Paul gathered breath to argue, but Averill interrupted, his voice mild. “The basilica was built on the site of the martyrdom of St. Denis.”
“Ah yes…they chopped off his head, but—behold a miracle!” Paul sneered. “Undeterred, Denis picked it up and carried it two miles, plopping it down where he wanted his abbey built.”
“Jeanne d’Arc made a pilgrimage here…” Casimir began.
Paul leaned forward, suddenly earnest. “A true heroine, Jeanne. A valiant warrior and a patriot, she did not desert the people of France. Then she was betrayed by the ruling class—”
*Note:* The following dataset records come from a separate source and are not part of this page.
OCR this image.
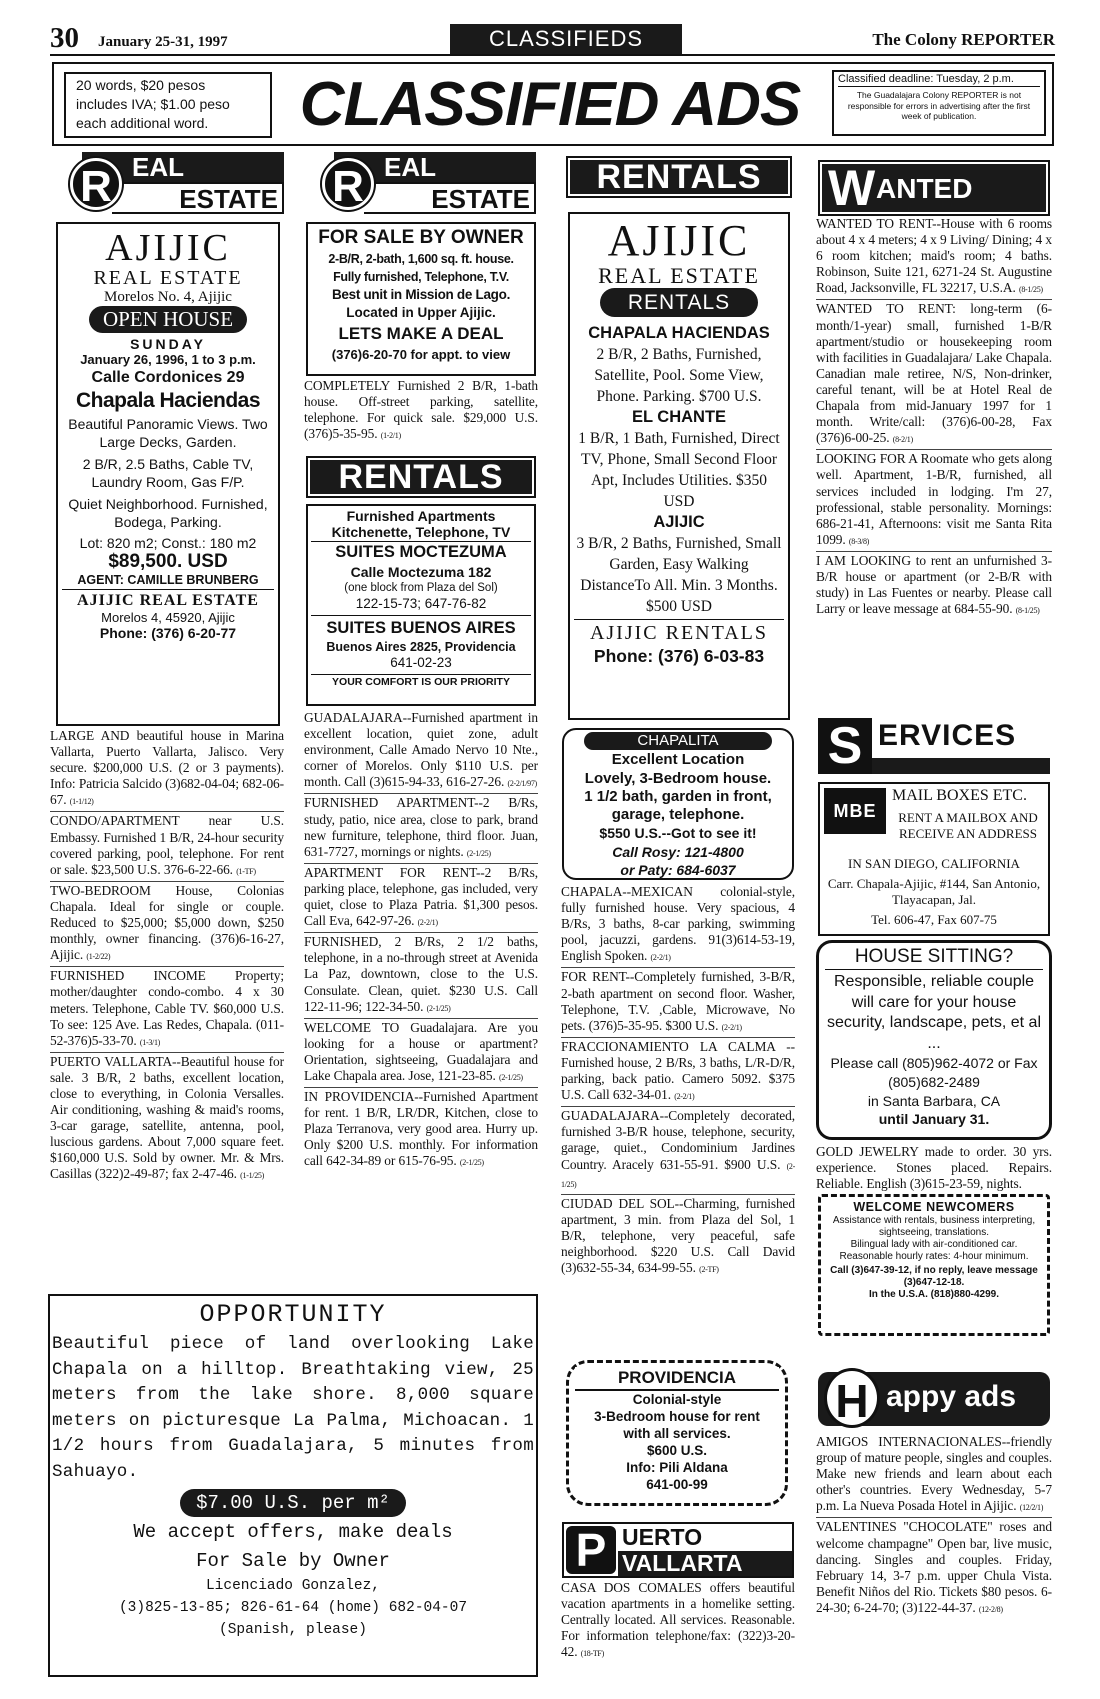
30 January 25-31, 1997	CLASSIFIEDS	The Colony REPORTER
20 words, $20 pesos includes IVA; $1.00 peso each additional word.	CLASSIFIED ADS	Classified deadline: Tuesday, 2 p.m.
The Guadalajara Colony REPORTER is not responsible for errors in advertising after the first week of publication.
EAL
ESTATE
R
AJIJIC
REAL ESTATE
Morelos No. 4, Ajijic
OPEN HOUSE
SUNDAY
January 26, 1996, 1 to 3 p.m.
Calle Cordonices 29
Chapala Haciendas
Beautiful Panoramic Views. Two Large Decks, Garden.
2 B/R, 2.5 Baths, Cable TV, Laundry Room, Gas F/P.
Quiet Neighborhood. Furnished, Bodega, Parking.
Lot: 820 m2; Const.: 180 m2
$89,500. USD
AGENT: CAMILLE BRUNBERG
AJIJIC REAL ESTATE
Morelos 4, 45920, Ajijic
Phone: (376) 6-20-77

LARGE AND beautiful house in Marina Vallarta, Puerto Vallarta, Jalisco. Very secure. $200,000 U.S. (2 or 3 payments). Info: Patricia Salcido (3)682-04-04; 682-06-67. (1-1/12)

CONDO/APARTMENT near U.S. Embassy. Furnished 1 B/R, 24-hour security covered parking, pool, telephone. For rent or sale. $23,500 U.S. 376-6-22-66. (1-TF)

TWO-BEDROOM House, Colonias Chapala. Ideal for single or couple. Reduced to $25,000; $5,000 down, $250 monthly, owner financing. (376)6-16-27, Ajijic. (1-2/22)

FURNISHED INCOME Property; mother/daughter condo-combo. 4 x 30 meters. Telephone, Cable TV. $60,000 U.S. To see: 125 Ave. Las Redes, Chapala. (011-52-376)5-33-70. (1-3/1)

PUERTO VALLARTA--Beautiful house for sale. 3 B/R, 2 baths, excellent location, close to everything, in Colonia Versalles. Air conditioning, washing & maid's rooms, 3-car garage, satellite, antenna, pool, luscious gardens. About 7,000 square feet. $160,000 U.S. Sold by owner. Mr. & Mrs. Casillas (322)2-49-87; fax 2-47-46. (1-1/25)

EAL
ESTATE
R
FOR SALE BY OWNER
2-B/R, 2-bath, 1,600 sq. ft. house.
Fully furnished, Telephone, T.V.
Best unit in Mission de Lago.
Located in Upper Ajijic.
LETS MAKE A DEAL
(376)6-20-70 for appt. to view

COMPLETELY Furnished 2 B/R, 1-bath house. Off-street parking, satellite, telephone. For quick sale. $29,000 U.S. (376)5-35-95. (1-2/1)

RENTALS
Furnished Apartments
Kitchenette, Telephone, TV
SUITES MOCTEZUMA
Calle Moctezuma 182
(one block from Plaza del Sol)
122-15-73; 647-76-82
SUITES BUENOS AIRES
Buenos Aires 2825, Providencia
641-02-23
YOUR COMFORT IS OUR PRIORITY

GUADALAJARA--Furnished apartment in excellent location, quiet zone, adult environment, Calle Amado Nervo 10 Nte., corner of Morelos. Only $110 U.S. per month. Call (3)615-94-33, 616-27-26. (2-2/1/97)

FURNISHED APARTMENT--2 B/Rs, study, patio, nice area, close to park, brand new furniture, telephone, third floor. Juan, 631-7727, mornings or nights. (2-1/25)

APARTMENT FOR RENT--2 B/Rs, parking place, telephone, gas included, very quiet, close to Plaza Patria. $1,300 pesos. Call Eva, 642-97-26. (2-2/1)

FURNISHED, 2 B/Rs, 2 1/2 baths, telephone, in a no-through street at Avenida La Paz, downtown, close to the U.S. Consulate. Clean, quiet. $230 U.S. Call 122-11-96; 122-34-50. (2-1/25)

WELCOME TO Guadalajara. Are you looking for a house or apartment? Orientation, sightseeing, Guadalajara and Lake Chapala area. Jose, 121-23-85. (2-1/25)

IN PROVIDENCIA--Furnished Apartment for rent. 1 B/R, LR/DR, Kitchen, close to Plaza Terranova, very good area. Hurry up. Only $200 U.S. monthly. For information call 642-34-89 or 615-76-95. (2-1/25)

OPPORTUNITY
Beautiful piece of land overlooking Lake Chapala on a hilltop. Breathtaking view, 25 meters from the lake shore. 8,000 square meters on picturesque La Palma, Michoacan. 1 1/2 hours from Guadalajara, 5 minutes from Sahuayo.
$7.00 U.S. per m²
We accept offers, make deals
For Sale by Owner
Licenciado Gonzalez,
(3)825-13-85; 826-61-64 (home) 682-04-07
(Spanish, please)
RENTALS
AJIJIC
REAL ESTATE
RENTALS
CHAPALA HACIENDAS
2 B/R, 2 Baths, Furnished, Satellite, Pool. Some View, Phone. Parking. $700 U.S.
EL CHANTE
1 B/R, 1 Bath, Furnished, Direct TV, Phone, Small Second Floor Apt, Includes Utilities. $350 USD
AJIJIC
3 B/R, 2 Baths, Furnished, Small Garden, Easy Walking DistanceTo All. Min. 3 Months. $500 USD
AJIJIC RENTALS
Phone: (376) 6-03-83
CHAPALITA
Excellent Location
Lovely, 3-Bedroom house.
1 1/2 bath, garden in front, garage, telephone.
$550 U.S.--Got to see it!
Call Rosy: 121-4800
or Paty: 684-6037

CHAPALA--MEXICAN colonial-style, fully furnished house. Very spacious, 4 B/Rs, 3 baths, 8-car parking, swimming pool, jacuzzi, gardens. 91(3)614-53-19, English Spoken. (2-2/1)

FOR RENT--Completely furnished, 3-B/R, 2-bath apartment on second floor. Washer, Telephone, T.V. ,Cable, Microwave, No pets. (376)5-35-95. $300 U.S. (2-2/1)

FRACCIONAMIENTO LA CALMA --Furnished house, 2 B/Rs, 3 baths, L/R-D/R, parking, back patio. Camero 5092. $375 U.S. Call 632-34-01. (2-2/1)

GUADALAJARA--Completely decorated, furnished 3-B/R house, telephone, security, garage, quiet., Condominium Jardines Country. Aracely 631-55-91. $900 U.S. (2-1/25)

CIUDAD DEL SOL--Charming, furnished apartment, 3 min. from Plaza del Sol, 1 B/R, telephone, very peaceful, safe neighborhood. $220 U.S. Call David (3)632-55-34, 634-99-55. (2-TF)

PROVIDENCIA
Colonial-style
3-Bedroom house for rent
with all services.
$600 U.S.
Info: Pili Aldana
641-00-99
P UERTO
VALLARTA

CASA DOS COMALES offers beautiful vacation apartments in a homelike setting. Centrally located. All services. Reasonable. For information telephone/fax: (322)3-20-42. (18-TF)

W ANTED

WANTED TO RENT--House with 6 rooms about 4 x 4 meters; 4 x 9 Living/ Dining; 4 x 6 room kitchen; maid's room; 4 baths. Robinson, Suite 121, 6271-24 St. Augustine Road, Jacksonville, FL 32217, U.S.A. (8-1/25)

WANTED TO RENT: long-term (6-month/1-year) small, furnished 1-B/R apartment/studio or housekeeping room with facilities in Guadalajara/ Lake Chapala. Canadian male retiree, N/S, Non-drinker, careful tenant, will be at Hotel Real de Chapala from mid-January 1997 for 1 month. Write/call: (376)6-00-28, Fax (376)6-00-25. (8-2/1)

LOOKING FOR A Roomate who gets along well. Apartment, 1-B/R, furnished, all services included in lodging. I'm 27, professional, stable personality. Mornings: 686-21-41, Afternoons: visit me Santa Rita 1099. (8-3/8)

I AM LOOKING to rent an unfurnished 3-B/R house or apartment (or 2-B/R with study) in Las Fuentes or nearby. Please call Larry or leave message at 684-55-90. (8-1/25)

S ERVICES
MBE
MAIL BOXES ETC.
RENT A MAILBOX AND RECEIVE AN ADDRESS
IN SAN DIEGO, CALIFORNIA
Carr. Chapala-Ajijic, #144, San Antonio, Tlayacapan, Jal.
Tel. 606-47, Fax 607-75
HOUSE SITTING?
Responsible, reliable couple will care for your house security, landscape, pets, et al ...
Please call (805)962-4072 or Fax (805)682-2489
in Santa Barbara, CA
until January 31.

GOLD JEWELRY made to order. 30 yrs. experience. Stones placed. Repairs. Reliable. English (3)615-23-59, nights.

WELCOME NEWCOMERS
Assistance with rentals, business interpreting, sightseeing, translations.
Bilingual lady with air-conditioned car.
Reasonable hourly rates: 4-hour minimum.
Call (3)647-39-12, if no reply, leave message (3)647-12-18.
In the U.S.A. (818)880-4299.
H appy ads

AMIGOS INTERNACIONALES--friendly group of mature people, singles and couples. Make new friends and learn about each other's countries. Every Wednesday, 5-7 p.m. La Nueva Posada Hotel in Ajijic. (12/2/1)

VALENTINES "CHOCOLATE" roses and welcome champagne" Open bar, live music, dancing. Singles and couples. Friday, February 14, 3-7 p.m. upper Chula Vista. Benefit Niños del Rio. Tickets $80 pesos. 6-24-30; 6-24-70; (3)122-44-37. (12-2/8)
“It is too early for argument,” Theo broke in. “We don’t need to blow ourselves to smithereens.” As a peace offering, she gave Paul a bite of her croissant, oozing marzipan and crusted with toasted almonds. Hunger triumphed over zeal. Paul turned his back on the cathedral, sat on the step behind them, and proceeded to devour his petit dejéuner. The others relaxed and together they watched a soft pink light bathe the rooftops and spires of Paris.
Averill’s gaze was dreamy. “L’insidieuse nuit m’a grisé trop longtemps….”
Treacherous night, you have intoxicated me far too long. A new poem? Theo leaned closer, but he spoke so quietly she could barely hear him at first. Ever elusive. Then he raised his head and spoke clearly.
O jour, ô frais rayons, immobilisez-vous,
Mirés dans mes yeux sombres,
Maintenant que mon cœur à chacun de ses coups
Se rapproche des ombres.
O day, O cool radiance, abide, mirrored in my darkening eyes, as now, with each beat, my heart draws nearer to the shadows…. “That’s beautiful, Averill,” Theo said. “Yours?”
“He wishes,” Paul said. “Jean Moréas.”
“I have no poems about the dawn,” Averill said, looking out over the sun-washed city. “Only the night.”